You can imagine our social discourse as a massive pool of competing ideas going back and forth; a large disruption might cause a sizable wave. You’d expect rebound waves (opposing ideas) from the opposite fringe to naturally counteract and disperse the original and each other, keeping the water choppy but level.
With a larger network (ie: Twitter in 2025 vs Twitter in 2008) you’d expect to see more inertia and more stability, the fact that we don’t is damning. Forcing the mass uniformity of rhetoric that we see these days (massive waves sweeping across hundreds of millions on multiple platforms) is not something that could be orchestrated by anything less than state actors. It takes the planning and coordination of both the initial narratives and responses.
Yup I’m a daily internet user since the 90s and I grew up in Soviet Empire and it’s so obvious how gamed the internet is today. I love internet and would never trade it for China’s intranet or similar but the world needs to wisen the fuck up and treat this trolling like any other weapon.
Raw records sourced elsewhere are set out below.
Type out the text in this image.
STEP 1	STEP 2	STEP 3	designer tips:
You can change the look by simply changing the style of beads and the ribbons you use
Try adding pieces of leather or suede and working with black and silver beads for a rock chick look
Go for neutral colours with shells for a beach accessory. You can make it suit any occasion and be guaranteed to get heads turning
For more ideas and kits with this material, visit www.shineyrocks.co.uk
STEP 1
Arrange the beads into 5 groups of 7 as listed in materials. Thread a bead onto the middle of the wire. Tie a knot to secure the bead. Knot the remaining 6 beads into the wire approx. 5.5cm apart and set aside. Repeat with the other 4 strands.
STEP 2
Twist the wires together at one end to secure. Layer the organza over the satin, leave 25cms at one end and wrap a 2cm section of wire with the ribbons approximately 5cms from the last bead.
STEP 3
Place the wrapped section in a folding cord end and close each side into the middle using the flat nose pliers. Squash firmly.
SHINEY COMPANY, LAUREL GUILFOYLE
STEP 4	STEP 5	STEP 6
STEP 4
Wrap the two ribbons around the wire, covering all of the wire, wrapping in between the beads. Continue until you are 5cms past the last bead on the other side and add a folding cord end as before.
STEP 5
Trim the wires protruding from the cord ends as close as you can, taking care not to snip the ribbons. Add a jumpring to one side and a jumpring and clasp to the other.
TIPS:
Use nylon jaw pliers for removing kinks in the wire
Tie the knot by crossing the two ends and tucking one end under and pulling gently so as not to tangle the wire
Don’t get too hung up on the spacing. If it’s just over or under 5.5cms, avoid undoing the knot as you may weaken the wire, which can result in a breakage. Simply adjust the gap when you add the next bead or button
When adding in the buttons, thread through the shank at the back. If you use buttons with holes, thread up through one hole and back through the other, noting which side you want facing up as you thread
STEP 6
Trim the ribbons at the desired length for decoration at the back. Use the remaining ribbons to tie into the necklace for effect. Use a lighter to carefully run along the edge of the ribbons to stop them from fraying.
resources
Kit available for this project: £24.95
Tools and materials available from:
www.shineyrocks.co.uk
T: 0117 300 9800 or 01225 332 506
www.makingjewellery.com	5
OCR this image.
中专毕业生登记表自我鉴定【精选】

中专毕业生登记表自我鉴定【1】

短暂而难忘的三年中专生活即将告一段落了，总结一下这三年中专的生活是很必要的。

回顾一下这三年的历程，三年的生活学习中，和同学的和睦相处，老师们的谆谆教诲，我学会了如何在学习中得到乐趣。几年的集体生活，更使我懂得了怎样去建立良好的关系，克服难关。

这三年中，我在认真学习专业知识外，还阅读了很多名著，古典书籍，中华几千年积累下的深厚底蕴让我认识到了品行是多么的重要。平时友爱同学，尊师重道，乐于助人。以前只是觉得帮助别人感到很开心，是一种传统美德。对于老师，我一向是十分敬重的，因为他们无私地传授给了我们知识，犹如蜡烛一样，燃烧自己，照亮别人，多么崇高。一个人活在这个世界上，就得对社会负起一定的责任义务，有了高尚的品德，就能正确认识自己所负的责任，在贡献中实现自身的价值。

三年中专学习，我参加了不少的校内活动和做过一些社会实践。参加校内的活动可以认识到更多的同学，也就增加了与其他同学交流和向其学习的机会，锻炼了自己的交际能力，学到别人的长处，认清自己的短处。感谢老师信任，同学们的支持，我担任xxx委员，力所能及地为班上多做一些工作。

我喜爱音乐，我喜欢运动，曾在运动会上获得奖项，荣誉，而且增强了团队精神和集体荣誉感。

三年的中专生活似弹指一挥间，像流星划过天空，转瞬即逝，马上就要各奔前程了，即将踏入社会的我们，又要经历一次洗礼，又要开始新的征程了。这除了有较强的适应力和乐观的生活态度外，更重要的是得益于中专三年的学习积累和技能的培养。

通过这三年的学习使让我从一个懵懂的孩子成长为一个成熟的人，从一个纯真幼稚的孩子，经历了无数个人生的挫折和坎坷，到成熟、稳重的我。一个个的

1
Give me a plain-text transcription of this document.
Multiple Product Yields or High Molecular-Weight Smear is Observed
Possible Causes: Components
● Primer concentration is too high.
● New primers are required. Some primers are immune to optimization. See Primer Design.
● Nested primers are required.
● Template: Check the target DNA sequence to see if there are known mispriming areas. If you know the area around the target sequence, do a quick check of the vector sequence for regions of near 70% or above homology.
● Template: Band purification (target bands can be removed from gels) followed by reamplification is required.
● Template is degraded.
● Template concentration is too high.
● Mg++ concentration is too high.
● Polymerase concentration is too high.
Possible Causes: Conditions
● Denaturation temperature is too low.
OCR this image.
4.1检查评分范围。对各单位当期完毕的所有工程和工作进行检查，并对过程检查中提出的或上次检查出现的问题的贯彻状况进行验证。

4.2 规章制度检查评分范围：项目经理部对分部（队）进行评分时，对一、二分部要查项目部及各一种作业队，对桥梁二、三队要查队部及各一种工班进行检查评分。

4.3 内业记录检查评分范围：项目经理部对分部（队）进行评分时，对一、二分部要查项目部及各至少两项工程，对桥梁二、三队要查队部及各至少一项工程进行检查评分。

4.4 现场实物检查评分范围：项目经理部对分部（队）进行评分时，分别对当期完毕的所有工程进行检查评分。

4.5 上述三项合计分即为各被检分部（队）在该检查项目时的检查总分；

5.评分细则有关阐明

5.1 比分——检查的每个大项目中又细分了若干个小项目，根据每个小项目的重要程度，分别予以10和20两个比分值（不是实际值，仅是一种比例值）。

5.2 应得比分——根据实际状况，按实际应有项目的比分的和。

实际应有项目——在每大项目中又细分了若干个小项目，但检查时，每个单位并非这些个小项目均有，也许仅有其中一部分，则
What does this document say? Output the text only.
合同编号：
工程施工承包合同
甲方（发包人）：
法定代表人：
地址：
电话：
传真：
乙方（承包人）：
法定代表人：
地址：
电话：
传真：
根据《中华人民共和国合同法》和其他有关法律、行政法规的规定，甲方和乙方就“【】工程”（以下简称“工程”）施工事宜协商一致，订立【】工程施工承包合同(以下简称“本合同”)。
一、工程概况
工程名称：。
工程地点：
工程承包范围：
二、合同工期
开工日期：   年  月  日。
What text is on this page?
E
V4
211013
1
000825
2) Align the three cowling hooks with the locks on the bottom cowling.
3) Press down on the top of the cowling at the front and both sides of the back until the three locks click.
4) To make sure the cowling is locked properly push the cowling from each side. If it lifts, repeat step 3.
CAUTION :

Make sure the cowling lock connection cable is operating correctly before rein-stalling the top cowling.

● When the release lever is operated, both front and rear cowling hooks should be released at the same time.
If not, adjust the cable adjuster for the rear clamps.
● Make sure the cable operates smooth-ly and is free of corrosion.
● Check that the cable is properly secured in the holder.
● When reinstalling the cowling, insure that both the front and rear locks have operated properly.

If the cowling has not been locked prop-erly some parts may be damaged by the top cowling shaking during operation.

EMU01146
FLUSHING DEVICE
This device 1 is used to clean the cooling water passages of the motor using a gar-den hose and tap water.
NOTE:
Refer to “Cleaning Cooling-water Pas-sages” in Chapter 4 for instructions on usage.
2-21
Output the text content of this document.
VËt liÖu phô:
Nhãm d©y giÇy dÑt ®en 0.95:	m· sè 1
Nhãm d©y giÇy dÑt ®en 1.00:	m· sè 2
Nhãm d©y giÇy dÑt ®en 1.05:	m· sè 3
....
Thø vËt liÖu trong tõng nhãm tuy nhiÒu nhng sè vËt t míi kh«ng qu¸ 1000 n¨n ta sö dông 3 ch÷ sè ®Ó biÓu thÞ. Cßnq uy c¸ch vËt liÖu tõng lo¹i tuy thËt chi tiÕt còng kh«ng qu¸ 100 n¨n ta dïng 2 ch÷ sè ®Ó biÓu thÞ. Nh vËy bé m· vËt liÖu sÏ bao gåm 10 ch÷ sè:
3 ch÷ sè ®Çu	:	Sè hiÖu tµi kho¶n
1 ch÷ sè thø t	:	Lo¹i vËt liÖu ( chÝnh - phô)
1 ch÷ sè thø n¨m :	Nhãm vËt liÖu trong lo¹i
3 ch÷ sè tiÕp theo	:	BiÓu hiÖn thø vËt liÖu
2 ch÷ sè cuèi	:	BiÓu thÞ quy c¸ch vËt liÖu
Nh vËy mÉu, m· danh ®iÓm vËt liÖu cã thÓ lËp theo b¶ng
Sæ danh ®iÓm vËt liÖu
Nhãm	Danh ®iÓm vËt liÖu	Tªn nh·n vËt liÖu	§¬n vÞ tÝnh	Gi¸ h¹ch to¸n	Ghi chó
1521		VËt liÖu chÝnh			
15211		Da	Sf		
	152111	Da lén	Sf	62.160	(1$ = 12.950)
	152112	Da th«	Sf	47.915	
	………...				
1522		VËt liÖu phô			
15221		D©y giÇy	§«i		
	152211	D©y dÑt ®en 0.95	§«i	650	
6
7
Just because its information and not physical gas or nuclear bombs doesnt mean it’s not damaging.
The problem here is the hubris of everyone involved “they run information campaign against us well ours will be better!” It’s fundamentally idiotic way of approaching mass information the same way governments approach geopolitical information as in “tit for tat, if you leak our shit well leak yours etc” when this doesn’t work at the scale of the web.
There will be a day where the camels back will be broken but I’m afraid it’ll be too late and we all end up either in a war or isolated, dystopia networks like China or Russia.